Wilhelm beamed, seeing she knew there was no real chance of rescue here.
“I no longer need you, Carlotta,” he said to her. “You are part of an old life.”
She grunted something, squealed. Maybe it was a question. He ignored it.
“The world has changed,” Wilhelm said. “Five years now. It has shaped us both, made us the people we have become . . . and allowed me to become my true self.”
He eyed her more closely and Carlotta went still.
“The strong survive,” he said. “Like the Furies . . . by feeding on the weak.”

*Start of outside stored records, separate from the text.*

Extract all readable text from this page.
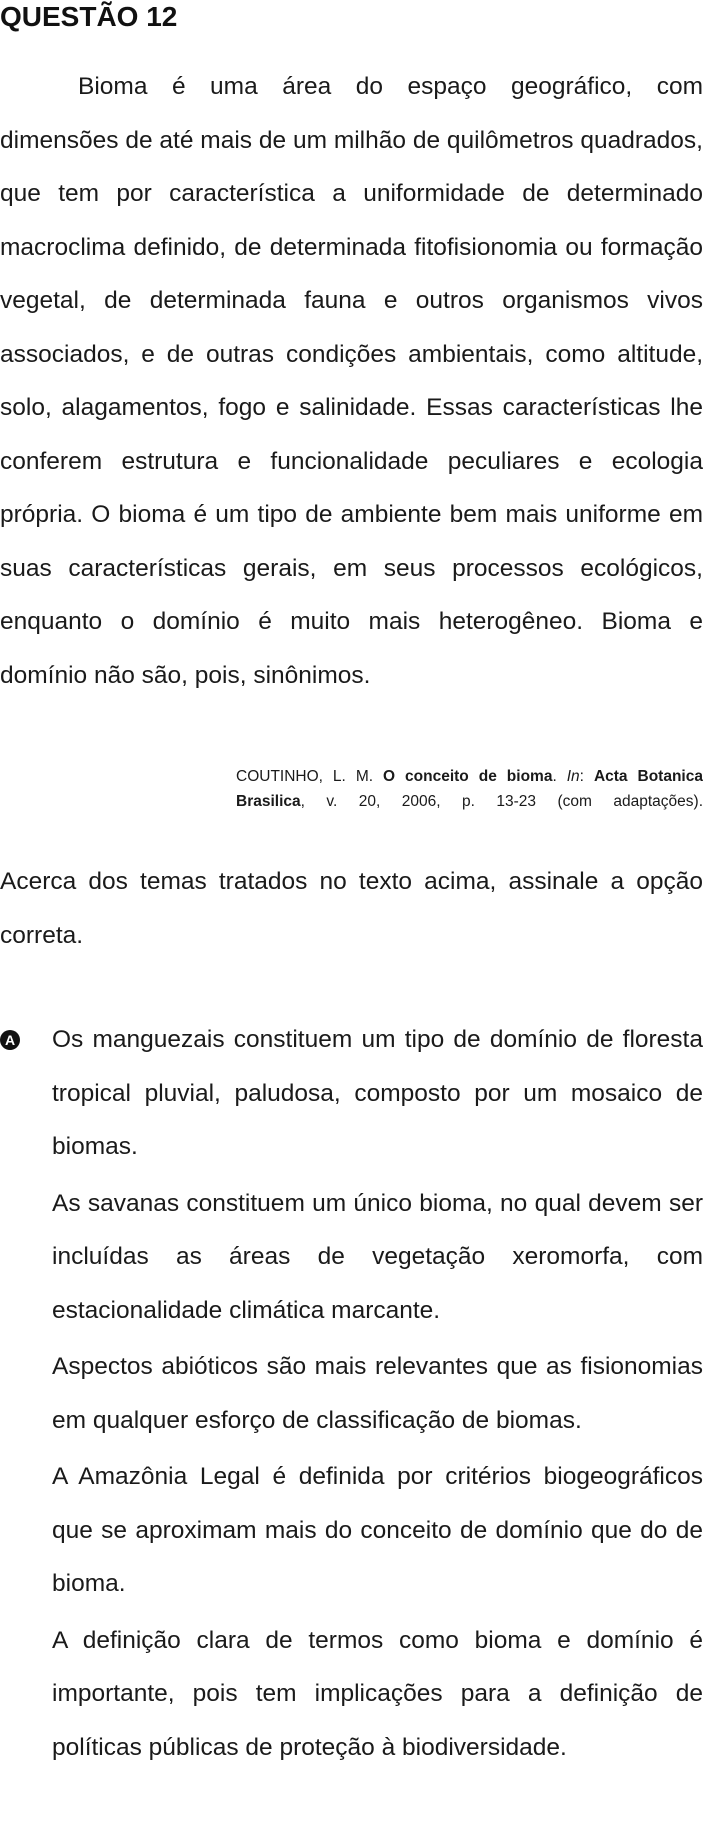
QUESTÃO 12

Bioma é uma área do espaço geográfico, com dimensões de até mais de um milhão de quilômetros quadrados, que tem por característica a uniformidade de determinado macroclima definido, de determinada fitofisionomia ou formação vegetal, de determinada fauna e outros organismos vivos associados, e de outras condições ambientais, como altitude, solo, alagamentos, fogo e salinidade. Essas características lhe conferem estrutura e funcionalidade peculiares e ecologia própria. O bioma é um tipo de ambiente bem mais uniforme em suas características gerais, em seus processos ecológicos, enquanto o domínio é muito mais heterogêneo. Bioma e domínio não são, pois, sinônimos.

COUTINHO, L. M. O conceito de bioma. In: Acta Botanica Brasilica, v. 20, 2006, p. 13-23 (com adaptações).

Acerca dos temas tratados no texto acima, assinale a opção correta.

A Os manguezais constituem um tipo de domínio de floresta tropical pluvial, paludosa, composto por um mosaico de biomas.
As savanas constituem um único bioma, no qual devem ser incluídas as áreas de vegetação xeromorfa, com estacionalidade climática marcante.
Aspectos abióticos são mais relevantes que as fisionomias em qualquer esforço de classificação de biomas.
A Amazônia Legal é definida por critérios biogeográficos que se aproximam mais do conceito de domínio que do de bioma.
A definição clara de termos como bioma e domínio é importante, pois tem implicações para a definição de políticas públicas de proteção à biodiversidade.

He motioned, waited a moment, then impatiently snapped his fingers for Chesterton and McGill to lift Magnus from the ground. Wilhelm then wasted no time taking the borro
wed knife out of his belt and then gutted the struggling barman in three efficient strokes.
The barkeep’s stomach unfurled wet and contagious-looking across the floor.

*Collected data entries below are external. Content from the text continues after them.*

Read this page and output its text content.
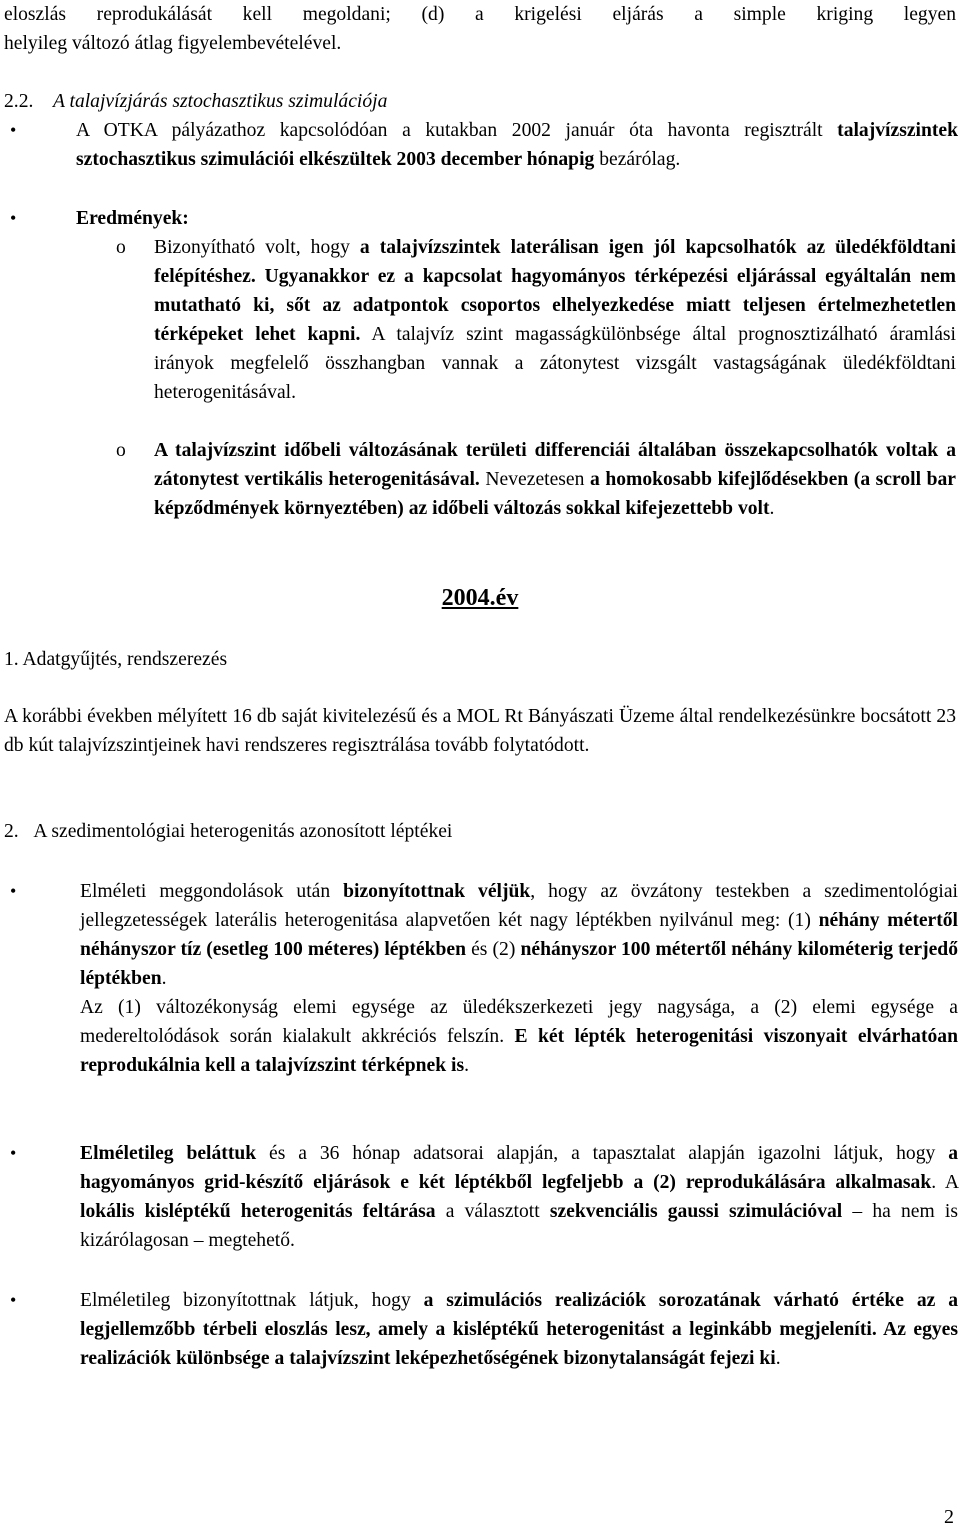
eloszlás reprodukálását kell megoldani; (d) a krigelési eljárás a simple kriging legyen

helyileg változó átlag figyelembevételével.

2.2. A talajvízjárás sztochasztikus szimulációja
•	A OTKA pályázathoz kapcsolódóan a kutakban 2002 január óta havonta regisztrált talajvízszintek sztochasztikus szimulációi elkészültek 2003 december hónapig bezárólag.

•	Eredmények:

o Bizonyítható volt, hogy a talajvízszintek laterálisan igen jól kapcsolhatók az üledékföldtani felépítéshez. Ugyanakkor ez a kapcsolat hagyományos térképezési eljárással egyáltalán nem mutatható ki, sőt az adatpontok csoportos elhelyezkedése miatt teljesen értelmezhetetlen térképeket lehet kapni. A talajvíz szint magasságkülönbsége által prognosztizálható áramlási irányok megfelelő összhangban vannak a zátonytest vizsgált vastagságának üledékföldtani heterogenitásával.

o A talajvízszint időbeli változásának területi differenciái általában összekapcsolhatók voltak a zátonytest vertikális heterogenitásával. Nevezetesen a homokosabb kifejlődésekben (a scroll bar képződmények környeztében) az időbeli változás sokkal kifejezettebb volt.

2004.év
1. Adatgyűjtés, rendszerezés

A korábbi években mélyített 16 db saját kivitelezésű és a MOL Rt Bányászati Üzeme által rendelkezésünkre bocsátott 23 db kút talajvízszintjeinek havi rendszeres regisztrálása tovább folytatódott.

2. A szedimentológiai heterogenitás azonosított léptékei
•	Elméleti meggondolások után bizonyítottnak véljük, hogy az övzátony testekben a szedimentológiai jellegzetességek laterális heterogenitása alapvetően két nagy léptékben nyilvánul meg: (1) néhány métertől néhányszor tíz (esetleg 100 méteres) léptékben és (2) néhányszor 100 métertől néhány kilométerig terjedő léptékben.

Az (1) változékonyság elemi egysége az üledékszerkezeti jegy nagysága, a (2) elemi egysége a medereltolódások során kialakult akkréciós felszín. E két lépték heterogenitási viszonyait elvárhatóan reprodukálnia kell a talajvízszint térképnek is.

•	Elméletileg beláttuk és a 36 hónap adatsorai alapján, a tapasztalat alapján igazolni látjuk, hogy a hagyományos grid-készítő eljárások e két léptékből legfeljebb a (2) reprodukálására alkalmasak. A lokális kisléptékű heterogenitás feltárása a választott szekvenciális gaussi szimulációval – ha nem is kizárólagosan – megtehető.

•	Elméletileg bizonyítottnak látjuk, hogy a szimulációs realizációk sorozatának várható értéke az a legjellemzőbb térbeli eloszlás lesz, amely a kisléptékű heterogenitást a leginkább megjeleníti. Az egyes realizációk különbsége a talajvízszint leképezhetőségének bizonytalanságát fejezi ki.

2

Carlotta gasped, frozen in that horrible moment of stillness before a truly shocking scream might come as she took in the squirming, life-filled ropes of her lover’s intestines spooling out onto the dusty concrete which drank at the blood and plasm with a thirst. The barkeep’s eyes rolled up into his head. A whispery, almost dog-like howl of abeyance came as agony swept up and through him, and the remnants of his guts succumbed to gravity with awful finality. The life went out of Magnus even if he wasn’t dead yet, and thus hollowed-out, the troopers left him to fall once again to the ground.
Magnus landed in his own squelching remains and twisted autonomously, writhing in a speechless crucifixion. McGill turned away with her palm against her mouth, leaving her freckled offsider Chesterton staring almost equally voiceless at the gruesome catastrophe.

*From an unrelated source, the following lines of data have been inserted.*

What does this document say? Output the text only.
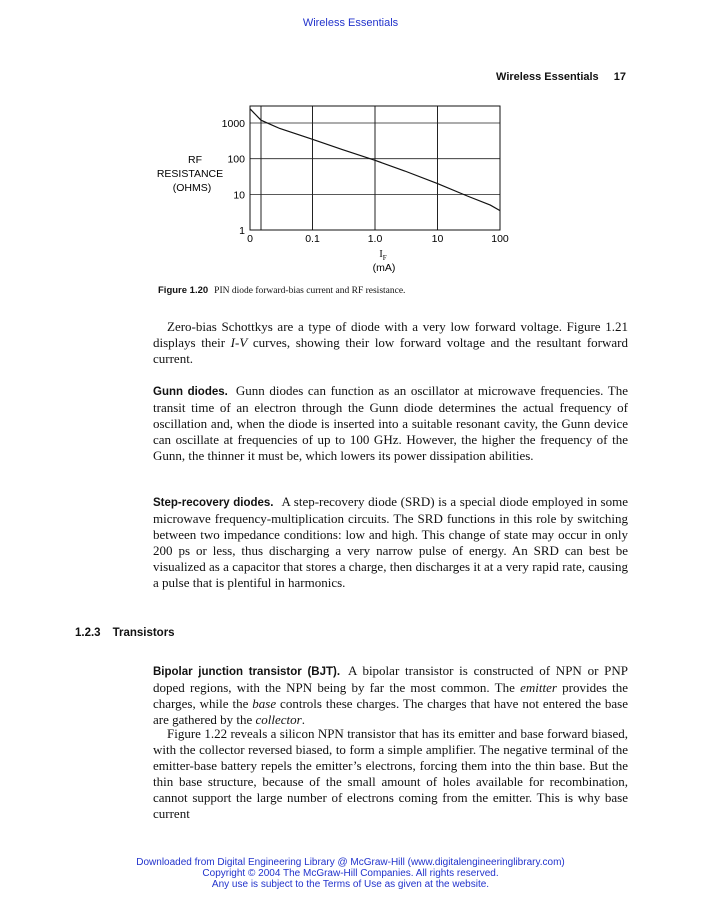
Wireless Essentials
Wireless Essentials 17
RF
RESISTANCE
(OHMS)
1000
100
10
1
0	0.1	1.0	10	100
$I_F$
(mA)
Figure 1.20 PIN diode forward-bias current and RF resistance.

Zero-bias Schottkys are a type of diode with a very low forward voltage. Figure 1.21 displays their I-V curves, showing their low forward voltage and the resultant forward current.

Gunn diodes. Gunn diodes can function as an oscillator at microwave frequencies. The transit time of an electron through the Gunn diode determines the actual frequency of oscillation and, when the diode is inserted into a suitable resonant cavity, the Gunn device can oscillate at frequencies of up to 100 GHz. However, the higher the frequency of the Gunn, the thinner it must be, which lowers its power dissipation abilities.

Step-recovery diodes. A step-recovery diode (SRD) is a special diode employed in some microwave frequency-multiplication circuits. The SRD functions in this role by switching between two impedance conditions: low and high. This change of state may occur in only 200 ps or less, thus discharging a very narrow pulse of energy. An SRD can best be visualized as a capacitor that stores a charge, then discharges it at a very rapid rate, causing a pulse that is plentiful in harmonics.

1.2.3 Transistors

Bipolar junction transistor (BJT). A bipolar transistor is constructed of NPN or PNP doped regions, with the NPN being by far the most common. The emitter provides the charges, while the base controls these charges. The charges that have not entered the base are gathered by the collector.

Figure 1.22 reveals a silicon NPN transistor that has its emitter and base forward biased, with the collector reversed biased, to form a simple amplifier. The negative terminal of the emitter-base battery repels the emitter’s electrons, forcing them into the thin base. But the thin base structure, because of the small amount of holes available for recombination, cannot support the large number of electrons coming from the emitter. This is why base current

Downloaded from Digital Engineering Library @ McGraw-Hill (www.digitalengineeringlibrary.com)
Copyright © 2004 The McGraw-Hill Companies. All rights reserved.
Any use is subject to the Terms of Use as given at the website.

Wilhelm watched keenly as they let Carlotta kneel. The Kansas twins stood over his ex-lover with caution, their focus on security a blessed distraction from the horror at the edge of their sight. Yusuf stood alone near the two steps up to the door, regretting now the curiosity which’d driven him to spectate. Wilhelm glanced to him now and lifted his hand as if he might snap fingers again, even though he still held the knife. He tossed the iron rod clanging onto the floor. Magnus blinked rapidly, eyes shut tight, though his mouth opened and closed like a fish. Carlotta’s sobs renewed as she looked up at Wilhelm, her hands together almost praying, clutching herself for support.
Wilhelm nodded to the farm boys.
“Out.”
The troopers knew their business. They left at once and Yusuf went with them. Greerson stepped closer, moving carefully around the dying barman, retrieving the discarded metal rod and motioning his subordinates to follow the others. Wilhelm remained motionless until the Chief joined him, then together they were last to retreat to the door.
Carlotta looked too stunned to understand what came next. She remembered her gag, and unobstructed, peeled it off, bewildered eyes tracking Wilhelm. First there was hope, her own murder not forthcoming – and then her eyes followed Wilhelm’s dry grin to the twitching cadaver-in-the-making on the fetid ground as Magnus exhaled and then went completely still.